Gerhard Schwarz: Die "heilige Ordnung" der Männer

 

Die Abhängigkeit des frühen Menschen von einer Überlebensgemeinschaft prägte das Miteinander von Individuen in besonderem Maße. Seit ewigen Zeiten sorgen Rhytmik, Gruppendynamik, Rituale und ein gemeinsames Wertesystem dafür, dass Gruppen beieinander bleiben und zusammenhalten.

Gruppen können einen unglaublich starken Druck auf ihre Mitglieder ausüben. Zensur und Tabus sorgen dafür, dass innerhalb von Gruppen immer wieder ein Konsens herbeigeführt und aufrecht erhalten wird. Dies hat Auswirkungen auf die Realität, die von Gruppen immer wieder ausgeblendet wird, um den Zusammenhalt der Gemeinschaft nicht zu gefährden.
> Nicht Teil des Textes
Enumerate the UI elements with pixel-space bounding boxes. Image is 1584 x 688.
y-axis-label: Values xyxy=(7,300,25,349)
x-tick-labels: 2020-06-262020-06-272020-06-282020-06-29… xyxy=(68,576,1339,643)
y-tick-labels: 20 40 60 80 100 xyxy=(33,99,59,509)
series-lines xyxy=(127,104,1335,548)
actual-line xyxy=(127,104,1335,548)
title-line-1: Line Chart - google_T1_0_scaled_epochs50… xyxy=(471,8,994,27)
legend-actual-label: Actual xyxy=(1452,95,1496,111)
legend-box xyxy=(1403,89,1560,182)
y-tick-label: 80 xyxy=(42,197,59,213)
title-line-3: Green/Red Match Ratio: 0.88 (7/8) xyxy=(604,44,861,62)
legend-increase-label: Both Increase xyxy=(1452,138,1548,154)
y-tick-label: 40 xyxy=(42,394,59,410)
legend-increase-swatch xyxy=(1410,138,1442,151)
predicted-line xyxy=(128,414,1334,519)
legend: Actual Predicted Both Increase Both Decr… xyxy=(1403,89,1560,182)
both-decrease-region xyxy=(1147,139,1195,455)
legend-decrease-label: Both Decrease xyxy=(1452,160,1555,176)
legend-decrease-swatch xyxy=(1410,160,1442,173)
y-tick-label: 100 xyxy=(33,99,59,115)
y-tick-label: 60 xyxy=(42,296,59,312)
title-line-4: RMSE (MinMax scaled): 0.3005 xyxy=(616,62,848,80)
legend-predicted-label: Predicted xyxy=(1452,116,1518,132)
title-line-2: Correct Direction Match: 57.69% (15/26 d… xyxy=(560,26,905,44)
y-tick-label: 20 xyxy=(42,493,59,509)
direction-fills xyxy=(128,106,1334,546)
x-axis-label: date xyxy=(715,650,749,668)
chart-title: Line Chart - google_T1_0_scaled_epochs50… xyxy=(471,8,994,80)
Universitätsdozent Dr. Gerhard Schwarz (Wien und Klagenfurt) hat erforscht, wie derartige Gemeinschaften ticken und nach welchen Prinzipien sie funktionieren.

 

Seine Erkenntnisse sind manchmal erschreckend, erklären jedoch, weshalb eine Individualgesellschaft andere Normen und andere Standards braucht, als eine kollektivistische.

 

Der Übergang von einer Gruppen-, Clan- oder Sippengesellschaft zu einer Individualgesellschaft ist nicht möglich, ohne dass sich wesentliche Paradigmen ändern.

 

Ein solcher Paradigmenwechsel ist immer mit Unruhen und mit krisenhaften Zuspitzungen verbunden. Derartige Unruhen und Revolutionen hat unser Kulturkreis bereits hinter sich. In der arabischen Welt, die noch sehr der Clan- und Sippenkultur verhaftet ist, finden sie gerade statt. Dort sind eindeutige Individualisierungs- und Emanzipationsbestrebungen erkennbar. 

 

Wer das Buch von Gerhard Schwarz gelesen hat, wird verstehen, weshalb derartige Prozesse immer wieder Krisen auslösen und massive Widerstände hervorrufen. Das hat mit Ängsten und Unsicherheiten zu tun, aber auch mit Machtansprüchen, die jene Kreise in Gefahr sehen, die bisher innerhalb einer Gruppe besonders privilegierte Rechte genossen haben.